The S&P/NZX 50 Index gained 73.21 points, or 0.9 per cent, to 8,443.58. Within the index, 40 stocks rose, five were unchanged and five fell. Turnover was $151.3 million.
"The index has been trending up since the open really, it's a broad-based rally" said James Smalley, investment advisor at Hamilton Hindin Greene.
"There wasn't huge guidance overnight, certainly not from the US market, but it has been a reasonable day in Asia and Australia is up about the same amount as us. We're probably just trading in line with the regional bourses."
Mercury New Zealand led the index higher, up 2.9 per cent to $3.19. Kiwi Property Group gained 2.6 per cent to $1.37 and Synlait Milk advanced 2.6 per cent to $10.
Sky Network Television gained 1.8 per cent to $2.28. The stock saw $6m in turnover today, making it the seventh most heavily traded stock on the benchmark index.
"It seems to be a stock that really polarises people: it's either a deep discounted cash play or a systemically challenged sunset business, and there's a few bids on each side - you can see that in the big crosses going either way. That will play out over the next couple of years," Smalley said.
Z Energy rose 1.4 per cent to $7.25.
An internal BP New Zealand email leaked to Stuff showed the local subsidiary of the global oil giant would raise petrol prices in Paraparaumu, Kapiti and Levin in the hope its competitors would match those prices, and reduce the price gap in Otaki where the company was losing volume.
At a press conference this afternoon, Prime Minister Jacinda Ardern said she wanted to hear BP's explanation but says the tactics underpin the need for greater investigative powers by the Commerce Commission.
The commission was already set to get greater investigative powers to trigger formal market studies, where it can compel companies to provide information, something Commerce Minister Kris Faafoi wants in place by the end of the year.
"Obviously investors at the moment don't seem to be too concerned with impact of any regulatory action," Smalley said. "The stock may be part of a broad-based rally today, but investors would be wanting to keep an eye on the issue."
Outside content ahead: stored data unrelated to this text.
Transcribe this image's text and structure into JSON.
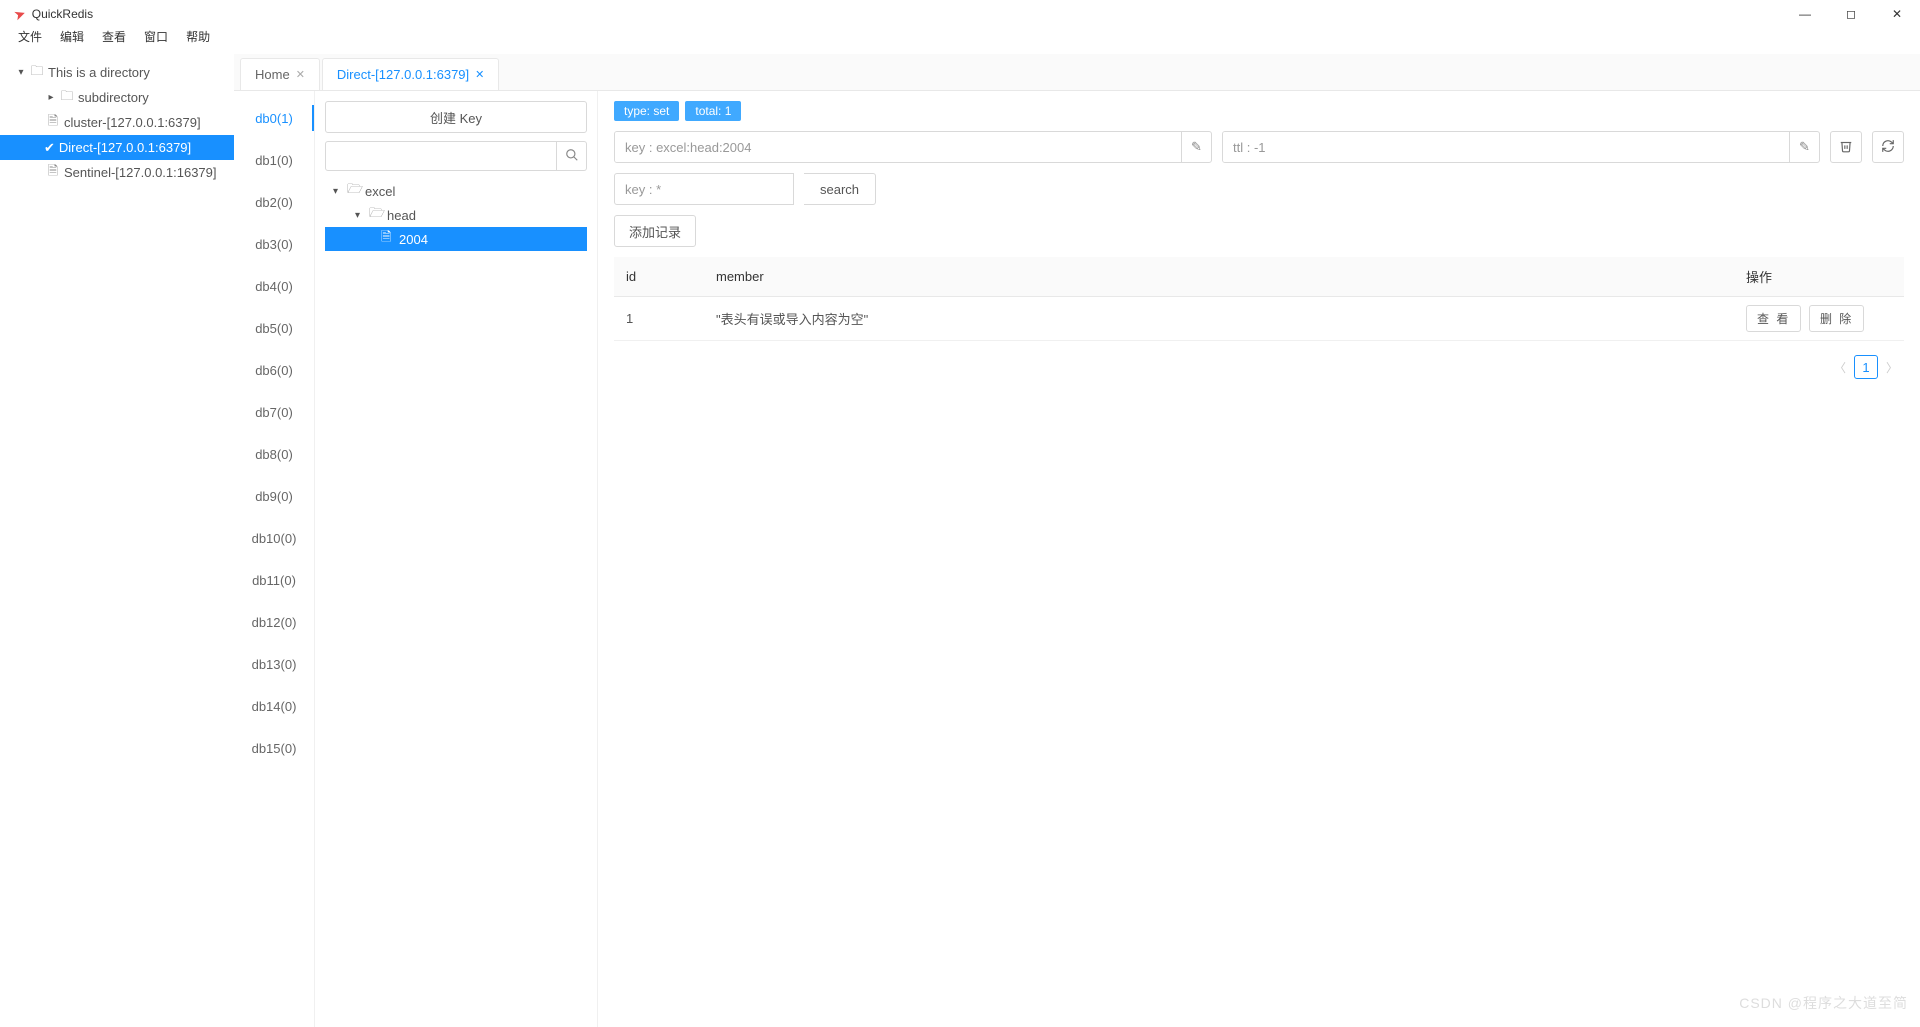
{
  "app": {
    "title": "QuickRedis"
  },
  "menubar": {
    "items": [
      "文件",
      "编辑",
      "查看",
      "窗口",
      "帮助"
    ]
  },
  "sidebar": {
    "root": {
      "label": "This is a directory"
    },
    "sub": {
      "label": "subdirectory"
    },
    "conn0": {
      "label": "cluster-[127.0.0.1:6379]"
    },
    "conn1": {
      "label": "Direct-[127.0.0.1:6379]"
    },
    "conn2": {
      "label": "Sentinel-[127.0.0.1:16379]"
    }
  },
  "tabs": {
    "home": "Home",
    "direct": "Direct-[127.0.0.1:6379]"
  },
  "dblist": [
    "db0(1)",
    "db1(0)",
    "db2(0)",
    "db3(0)",
    "db4(0)",
    "db5(0)",
    "db6(0)",
    "db7(0)",
    "db8(0)",
    "db9(0)",
    "db10(0)",
    "db11(0)",
    "db12(0)",
    "db13(0)",
    "db14(0)",
    "db15(0)"
  ],
  "keypanel": {
    "create": "创建 Key",
    "tree": {
      "l0": "excel",
      "l1": "head",
      "l2": "2004"
    }
  },
  "detail": {
    "type_badge": "type: set",
    "total_badge": "total: 1",
    "key_value": "key : excel:head:2004",
    "ttl_value": "ttl : -1",
    "filter_value": "key : *",
    "search_btn": "search",
    "add_record": "添加记录",
    "columns": {
      "id": "id",
      "member": "member",
      "op": "操作"
    },
    "rows": [
      {
        "id": "1",
        "member": "\"表头有误或导入内容为空\""
      }
    ],
    "view_btn": "查 看",
    "delete_btn": "删 除",
    "page": "1"
  },
  "watermark": "CSDN @程序之大道至简"
}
Scales Corp dropped 1.6 per cent to $4.43, while Comvita fell 1.3 per cent to $7.01 and Fisher & Paykel Healthcare fell 0.9 per cent to $12.75.
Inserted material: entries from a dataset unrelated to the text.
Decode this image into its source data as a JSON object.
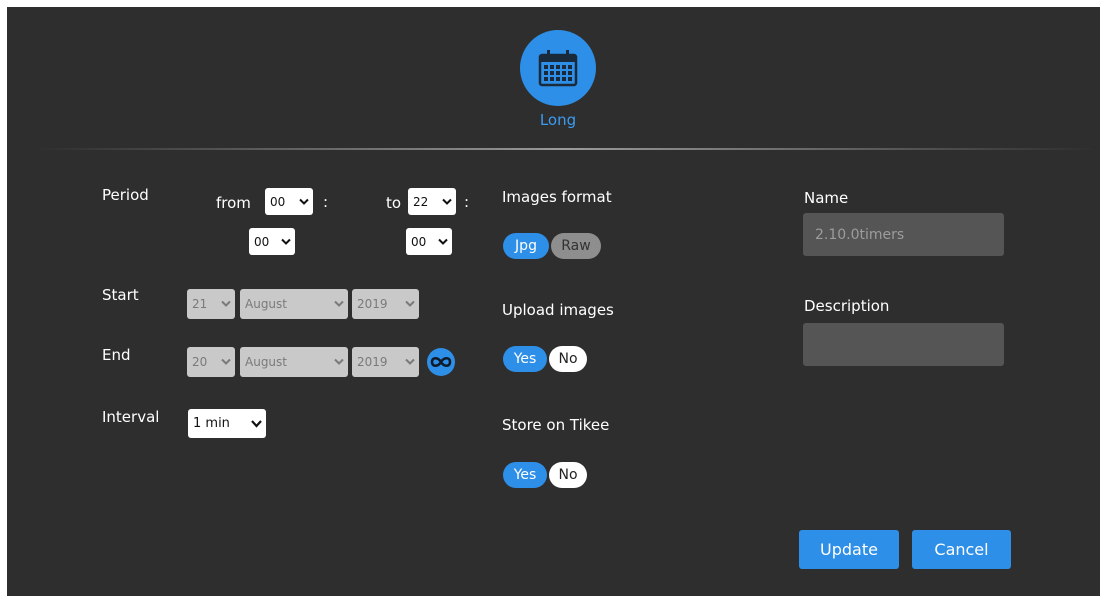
{
  "header": {
    "mode_label": "Long",
    "icon": "calendar-icon"
  },
  "period": {
    "label": "Period",
    "from_label": "from",
    "to_label": "to",
    "separator": ":",
    "from_hour": "00",
    "from_minute": "00",
    "to_hour": "22",
    "to_minute": "00"
  },
  "start": {
    "label": "Start",
    "day": "21",
    "month": "August",
    "year": "2019"
  },
  "end": {
    "label": "End",
    "day": "20",
    "month": "August",
    "year": "2019",
    "infinity_icon": "infinity-icon"
  },
  "interval": {
    "label": "Interval",
    "value": "1 min"
  },
  "images_format": {
    "label": "Images format",
    "options": [
      "Jpg",
      "Raw"
    ],
    "selected": "Jpg"
  },
  "upload_images": {
    "label": "Upload images",
    "yes": "Yes",
    "no": "No",
    "selected": "Yes"
  },
  "store_on_tikee": {
    "label": "Store on Tikee",
    "yes": "Yes",
    "no": "No",
    "selected": "Yes"
  },
  "name": {
    "label": "Name",
    "value": "2.10.0timers"
  },
  "description": {
    "label": "Description",
    "value": ""
  },
  "buttons": {
    "update": "Update",
    "cancel": "Cancel"
  },
  "colors": {
    "accent": "#2d8fe8",
    "panel_bg": "#2e2e2e",
    "input_bg": "#555555"
  }
}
Fletcher Building dipped 0.2 per cent to $6.31. The company completed the institutional component of its $750m capital raise earlier this month, generating gross proceeds of $515m, and the retail component of Fletcher's capital raise opened on April 23 and closes on May 11.
"Prior to the rights issue, the stock was up on what appears to have been unfounded speculation," Smalley said.
"The capital raise would normally depress the price anyway, so the fact that it's held up and the strength of the institutional bookbuild, about 98 per cent took up their rights, bodes pretty well for how well it will trade once the rights entitlement is over. Retail investors who don't take up their entitlements are likely to get a reasonable price for them."